In teaching art education coursework, such as the early experiences courses, I believe that balance must be achieved as I guide students through the process of becoming art teachers. I say guide, here, because I believe it is crucial for art education students to gain practical experience in the classroom as they learn the real-world lessons associated with the knowledge they are exposed to during university classroom lectures and discussions. In teaching my art methods for elementary teachers courses, I have often coordinated practicum experiences where my students have the opportunity to teach art lessons to children. In doing so, my students gain practical knowledge in how to design and execute lesson plans, coordinate and manage classroom materials and students themselves, and assess the students’ work.
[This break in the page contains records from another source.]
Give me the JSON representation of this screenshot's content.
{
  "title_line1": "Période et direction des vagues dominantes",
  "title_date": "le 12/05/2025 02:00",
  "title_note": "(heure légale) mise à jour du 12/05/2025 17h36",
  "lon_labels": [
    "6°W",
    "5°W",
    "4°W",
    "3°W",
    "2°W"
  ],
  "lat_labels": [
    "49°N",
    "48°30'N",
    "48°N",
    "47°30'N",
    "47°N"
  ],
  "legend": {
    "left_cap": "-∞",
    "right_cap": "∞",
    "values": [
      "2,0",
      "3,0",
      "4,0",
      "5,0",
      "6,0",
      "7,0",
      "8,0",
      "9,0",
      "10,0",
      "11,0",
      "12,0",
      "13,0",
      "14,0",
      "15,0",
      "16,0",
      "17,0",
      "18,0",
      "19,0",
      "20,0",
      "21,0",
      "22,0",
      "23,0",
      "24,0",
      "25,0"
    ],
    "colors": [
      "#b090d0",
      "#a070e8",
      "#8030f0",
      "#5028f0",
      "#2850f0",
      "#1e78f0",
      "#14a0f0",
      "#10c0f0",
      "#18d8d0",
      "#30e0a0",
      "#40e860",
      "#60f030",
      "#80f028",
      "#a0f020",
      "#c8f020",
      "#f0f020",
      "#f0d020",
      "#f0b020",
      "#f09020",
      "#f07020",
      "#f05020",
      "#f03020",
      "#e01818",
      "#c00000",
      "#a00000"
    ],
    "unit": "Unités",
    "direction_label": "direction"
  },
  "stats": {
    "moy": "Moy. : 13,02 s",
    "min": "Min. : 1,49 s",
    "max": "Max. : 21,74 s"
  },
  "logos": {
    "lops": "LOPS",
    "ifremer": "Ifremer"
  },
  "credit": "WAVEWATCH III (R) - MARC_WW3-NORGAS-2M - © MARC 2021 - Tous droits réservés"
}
One such program is one that I co-facilitated with my dissertation advisor in 2003, in which our students worked in small teams to teach arts-integrated lessons in a local elementary school. Our students worked together to plan and teach these lessons in the general classrooms of a Title 1 elementary school. Under my supervision, these pre-service teachers gained rich and valuable experiences in the school for an hour each Friday for five weeks. During the remainder of the week, we would discuss important topics as I provided information that would help the students become even more successful in the following week. These real-world experiences helped to provide a backdrop for the theory that I would teach my students throughout the course of the semester.
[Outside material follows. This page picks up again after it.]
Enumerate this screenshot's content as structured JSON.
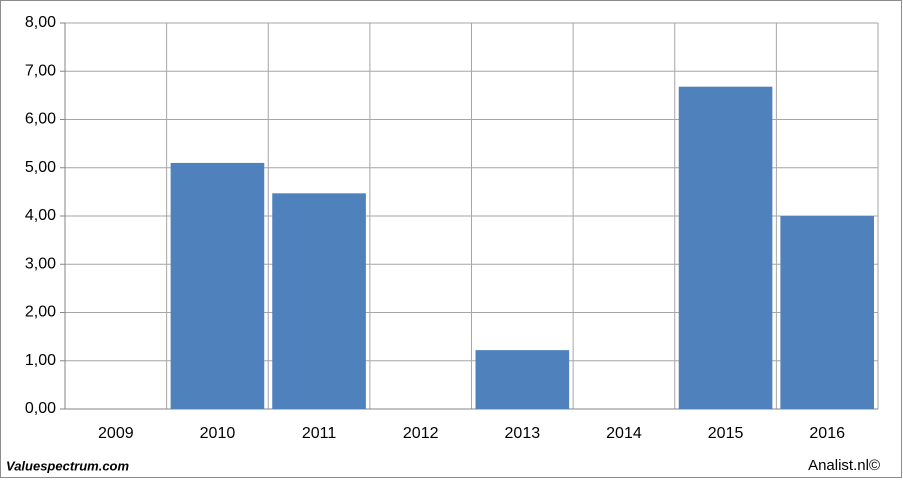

Each of the considerations I make to achieve balance in my teaching is guided by a set of curricular principles to which I adhere in my design of art education courses. The first of these principles is that I will set realistic goals for my students. Each and every activity I conduct in the classroom will be aimed at the fulfillment of those goals. Students will be given the adequate support and structure necessary for their attainment of the goals that I have set for them. The second principle is that the course must, in at least one tangible way, prepare the students for their futures. There must be a “real-world” connection that the students can see in the work that they plan to do in their lives and the work in my course. In an art education class, I would fulfill this principle by providing opportunities for students to design lesson plans, plan a budget, or ideally to teach lessons in K-12 art classrooms. In an art appreciation class, I would prepare coursework that equips non-art majors with tools for handling real-life experiences they may have with art. This preparation can be achieved by providing opportunities for my students to view works of art in museums and galleries, prepare hypothetical rationales for the acquisition of works of art by their future places of business, or practice designing and selecting materials for their future living spaces according to guiding aesthetic principles. In an art studio class, I would meet this second principle by giving my students practical tools for art production, as well as theoretical foundations upon which they might build their portfolios, art philosophies, and creative thinking processes.
The examples I have provided throughout this statement are evidence of the ways that I continually strive to achieve balance in my teaching. I believe that such balance is necessary for a successful learning experience for any student. I desire to make an impact on my students in and outside of the classroom by leading them to an acquisition of balance in their own lives, personally and professionally.